Today, we can look to medicine as a perfect example of action that is often based on wrong interpretation of a body of knowledge. It is not even necessary to look at big medical issues to find examples of man’s misunderstanding that is based, however innocently and well intentioned, on limited interpretation of a body of knowledge. For example, thirty years ago, it became a known bit of information that cholesterol clogs arteries and causes stroke and coronary disease. More than twenty years ago, it was found that egg yolks were high in cholesterol. With a growing, but still limited, body of knowledge about cholesterol available to the medical community, the call went out for all individuals to limit their egg intake to no more than two eggs per week. Today, we now understand that all cholesterol is not dangerous. In fact, it is not even the cholesterol that one eats that is dangerous. It is what one’s body does with that cholesterol that makes the difference in the development of disease. Even this can be altered with something so simple as exercise. Within the past year, a major news story informed the American public that it is not necessary to avoid eating eggs to the point of limiting their intake to two per week. What a difference two decades, a few new bits of information, a current body of knowledge, and a little scientific understanding can make.

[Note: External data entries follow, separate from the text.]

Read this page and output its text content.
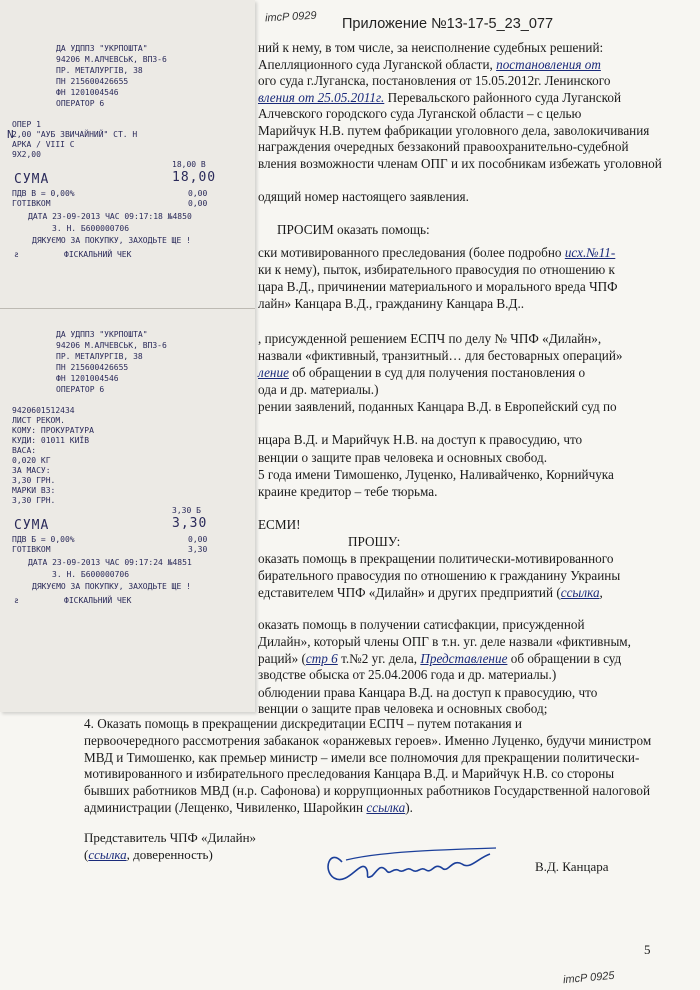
Приложение №13-17-5_23_077
imcP 0929
ний к нему, в том числе, за неисполнение судебных решений:
Апелляционного суда Луганской области, постановления от
ого суда г.Луганска, постановления от 15.05.2012г. Ленинского
вления от 25.05.2011г. Перевальского районного суда Луганской
Алчевского городского суда Луганской области – с целью
Марийчук Н.В. путем фабрикации уголовного дела, заволокичивания
награждения очередных беззаконий правоохранительно-судебной
вления возможности членам ОПГ и их пособникам избежать уголовной
одящий номер настоящего заявления.
ПРОСИМ оказать помощь:
ски мотивированного преследования (более подробно исх.№11-
ки к нему), пыток, избирательного правосудия по отношению к
цара В.Д., причинении материального и морального вреда ЧПФ
лайн» Канцара В.Д., гражданину Канцара В.Д..
, присужденной решением ЕСПЧ по делу № ЧПФ «Дилайн»,
назвали «фиктивный, транзитный… для бестоварных операций»
ление об обращении в суд для получения постановления о
ода и др. материалы.)
рении заявлений, поданных Канцара В.Д. в Европейский суд по
нцара В.Д. и Марийчук Н.В. на доступ к правосудию, что
венции о защите прав человека и основных свобод.
5 года имени Тимошенко, Луценко, Наливайченко, Корнийчука
краине кредитор – тебе тюрьма.
ЕСМИ!
ПРОШУ:
оказать помощь в прекращении политически-мотивированного
бирательного правосудия по отношению к гражданину Украины
едставителем ЧПФ «Дилайн» и других предприятий (ссылка,
оказать помощь в получении сатисфакции, присужденной
Дилайн», который члены ОПГ в т.н. уг. деле назвали «фиктивным,
раций» (стр 6 т.№2 уг. дела, Представление об обращении в суд
зводстве обыска от 25.04.2006 года и др. материалы.)
облюдении права Канцара В.Д. на доступ к правосудию, что
венции о защите прав человека и основных свобод;
4. Оказать помощь в прекращении дискредитации ЕСПЧ – путем потакания и
первоочередного рассмотрения забаканок «оранжевых героев». Именно Луценко, будучи министром
МВД и Тимошенко, как премьер министр – имели все полномочия для прекращении политически-
мотивированного и избирательного преследования Канцара В.Д. и Марийчук Н.В. со стороны
бывших работников МВД (н.р. Сафонова) и коррупционных работников Государственной налоговой
администрации (Лещенко, Чивиленко, Шаройкин ссылка).
ДА УДППЗ "УКРПОШТА"
94206 М.АЛЧЕВСЬК, ВПЗ-6
ПР. МЕТАЛУРГІВ, 38
ПН 215600426655
ФН 1201004546
ОПЕРАТОР 6
ОПЕР 1
2,00 "АУБ ЗВИЧАЙНИЙ" СТ. Н
АРКА / VIII С
9Х2,00
18,00 В
СУМА	18,00
ПДВ В = 0,00%	0,00
ГОТІВКОМ	0,00
ДАТА 23-09-2013 ЧАС 09:17:18 №4850
З. Н. Б600000706
ДЯКУЄМО ЗА ПОКУПКУ, ЗАХОДЬТЕ ЩЕ !
ƨ	ФІСКАЛЬНИЙ ЧЕК
ДА УДППЗ "УКРПОШТА"
94206 М.АЛЧЕВСЬК, ВПЗ-6
ПР. МЕТАЛУРГІВ, 38
ПН 215600426655
ФН 1201004546
ОПЕРАТОР 6
9420601512434
ЛИСТ РЕКОМ.
КОМУ: ПРОКУРАТУРА
КУДИ: 01011 КИЇВ
ВАСА:
0,020 КГ
ЗА МАСУ:
3,30 ГРН.
МАРКИ ВЗ:
3,30 ГРН.
3,30 Б
СУМА	3,30
ПДВ Б = 0,00%	0,00
ГОТІВКОМ	3,30
ДАТА 23-09-2013 ЧАС 09:17:24 №4851
З. Н. Б600000706
ДЯКУЄМО ЗА ПОКУПКУ, ЗАХОДЬТЕ ЩЕ !
ƨ	ФІСКАЛЬНИЙ ЧЕК
N
Представитель ЧПФ «Дилайн»
(ссылка, доверенность)
В.Д. Канцара
5
imcP 0925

Wisdom can be described as a state of being in which the individual or the society is confident in that it knows what it knows and will do no harm with that knowledge. The advancement of the individual and the society is dependant on the level of wisdom it has developed from an understanding of available knowledge. While there is a process of becoming wise, there is no destination with the name Wisdom at which either an individual or a society can arrive. In fact, it may be that wisdom comes with realizing that it is the journey toward wisdom that is wisdom itself. This is a dichotomy that is lost on most individuals and societies.

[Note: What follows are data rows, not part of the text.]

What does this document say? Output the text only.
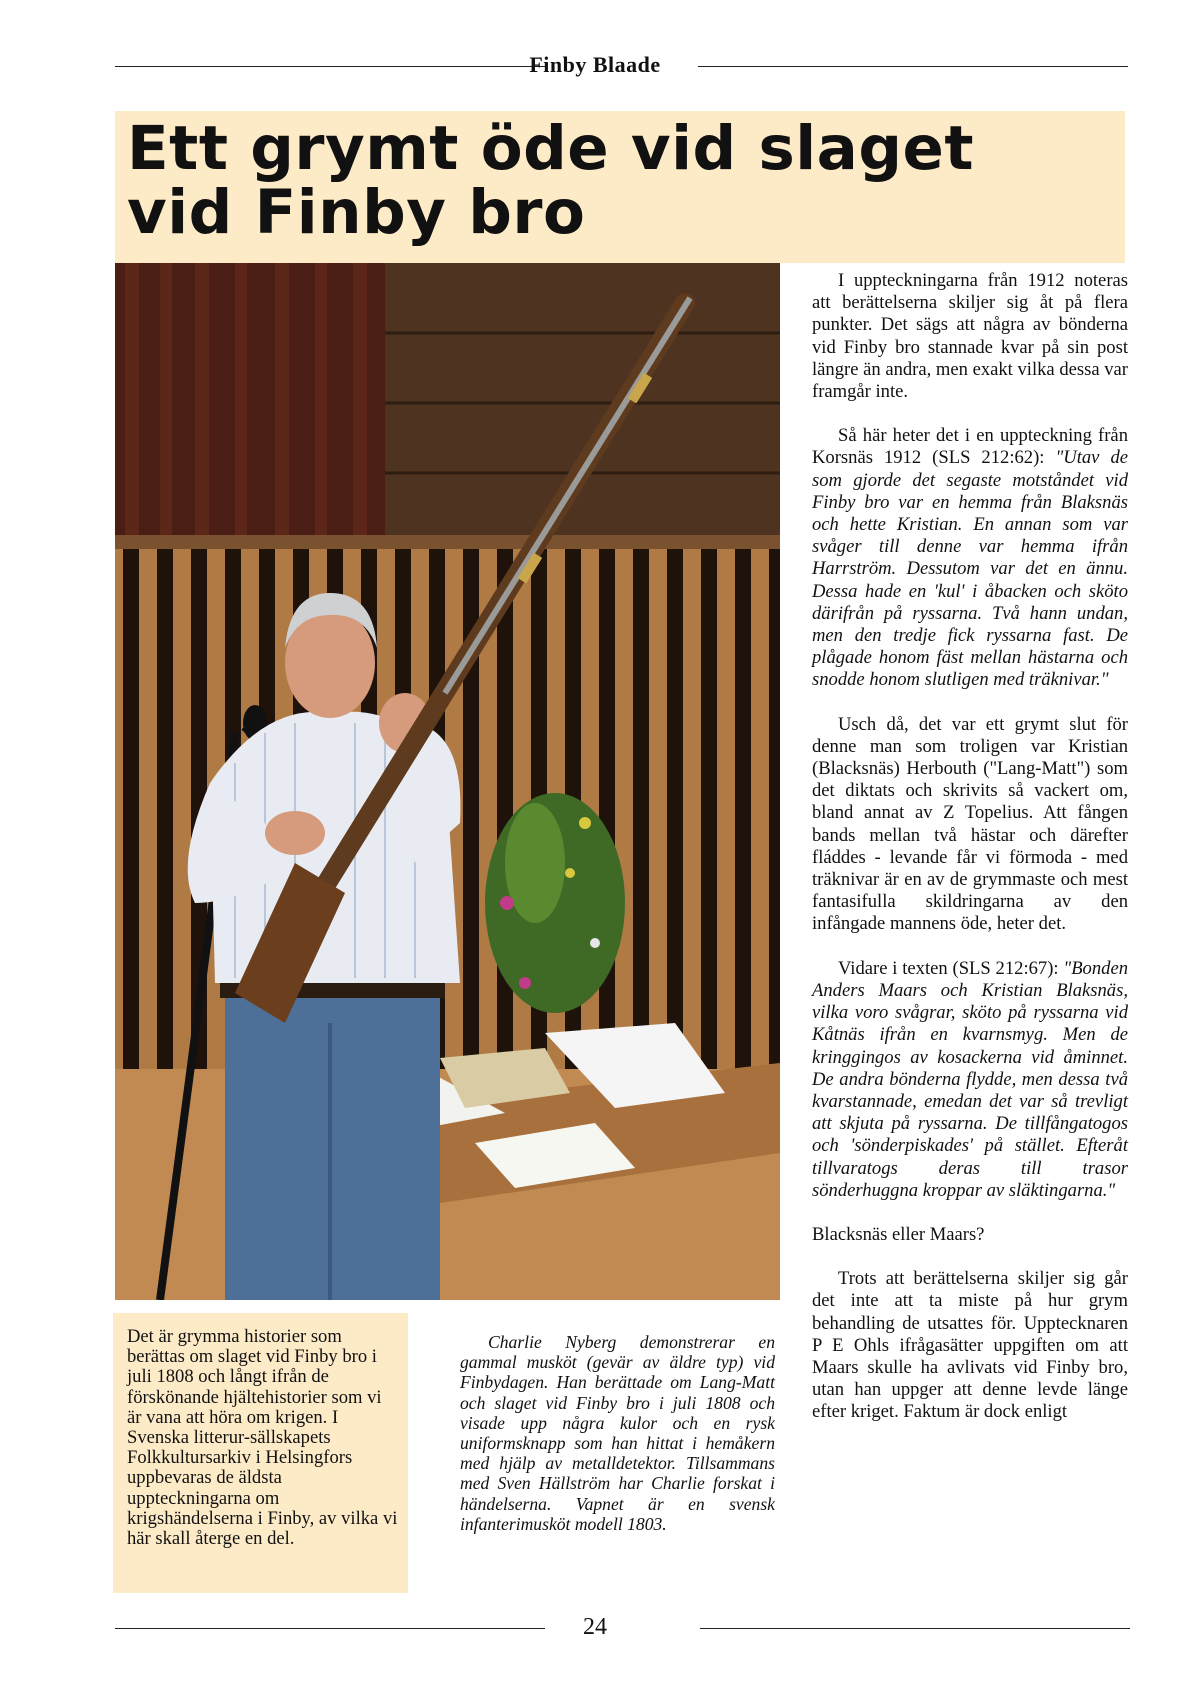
Finby Blaade
Ett grymt öde vid slaget
vid Finby bro

I uppteckningarna från 1912 noteras att berättelserna skiljer sig åt på flera punkter. Det sägs att några av bönderna vid Finby bro stannade kvar på sin post längre än andra, men exakt vilka dessa var framgår inte.

Så här heter det i en uppteckning från Korsnäs 1912 (SLS 212:62): "Utav de som gjorde det segaste motståndet vid Finby bro var en hemma från Blaksnäs och hette Kristian. En annan som var svåger till denne var hemma ifrån Harrström. Dessutom var det en ännu. Dessa hade en 'kul' i åbacken och sköto därifrån på ryssarna. Två hann undan, men den tredje fick ryssarna fast. De plågade honom fäst mellan hästarna och snodde honom slutligen med träknivar."

Usch då, det var ett grymt slut för denne man som troligen var Kristian (Blacksnäs) Herbouth ("Lang-Matt") som det diktats och skrivits så vackert om, bland annat av Z Topelius. Att fången bands mellan två hästar och därefter fláddes - levande får vi förmoda - med träknivar är en av de grymmaste och mest fantasifulla skildringarna av den infångade mannens öde, heter det.

Vidare i texten (SLS 212:67): "Bonden Anders Maars och Kristian Blaksnäs, vilka voro svågrar, sköto på ryssarna vid Kåtnäs ifrån en kvarnsmyg. Men de kringgingos av kosackerna vid åminnet. De andra bönderna flydde, men dessa två kvarstannade, emedan det var så trevligt att skjuta på ryssarna. De tillfångatogos och 'sönderpiskades' på stället. Efteråt tillvaratogs deras till trasor sönderhuggna kroppar av släktingarna."

Blacksnäs eller Maars?

Trots att berättelserna skiljer sig går det inte att ta miste på hur grym behandling de utsattes för. Upptecknaren P E Ohls ifrågasätter uppgiften om att Maars skulle ha avlivats vid Finby bro, utan han uppger att denne levde länge efter kriget. Faktum är dock enligt

Det är grymma historier som berättas om slaget vid Finby bro i juli 1808 och långt ifrån de förskönande hjältehistorier som vi är vana att höra om krigen. I Svenska litterur-sällskapets Folkkultursarkiv i Helsingfors uppbevaras de äldsta uppteckningarna om krigshändelserna i Finby, av vilka vi här skall återge en del.
Charlie Nyberg demonstrerar en gammal musköt (gevär av äldre typ) vid Finbydagen. Han berättade om Lang-Matt och slaget vid Finby bro i juli 1808 och visade upp några kulor och en rysk uniformsknapp som han hittat i hemåkern med hjälp av metalldetektor. Tillsammans med Sven Hällström har Charlie forskat i händelserna. Vapnet är en svensk infanterimusköt modell 1803.
24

Gaining in wisdom is a process by which man and society truly understands that empirical knowledge is of more value than historical knowledge because so much of historical actions are based on wrongly interpreted facts. This is a basis for the superiority of philosophy, both moral and scientific. Any bits of information may be wrongly grouped into a body of knowledge that is misunderstood and wrongly used as a basis for actions that can have tragic consequences. This is one of the reasons that Socrates and the Bible stress the need to be able to rightly divide the word of truth. In effect, any truth of any individual or society may or may not actually be true, depending on the ability of the individual or society to discern truth.
All of these concepts come together to make up the totality of the human experience and direct the perceptions and resultant actions of human beings. Whether individually or in groups, human beings are capable of acting to do great harm to themselves and to others, all in the name of what they believe to be what they ought to do. The problem arises when human beings make a decision and ultimately teach their beliefs to their children and to other members of their society. Thankfully, this is not a process that, having taken a wrong direction based on incomplete knowledge, is impossible to change. For example, it was once believed that man had dominion over the Earth and that it was his charge to subdue it. Today, man has come to understand that his very survival depends on conservation of the Earth and that subduing it does not equate to summarily destroying all that he encounters. Modern efforts aimed at bringing together a global community for the benefit of all that exists on the Earth may be described as man and society’s having finally realized that it is reaching for wisdom that is important. The proper use of reason and the intellect are the only means of acquiring knowledge, enhancing it with rational understanding, and making wisdom, knowing that he knows, man’s final reward.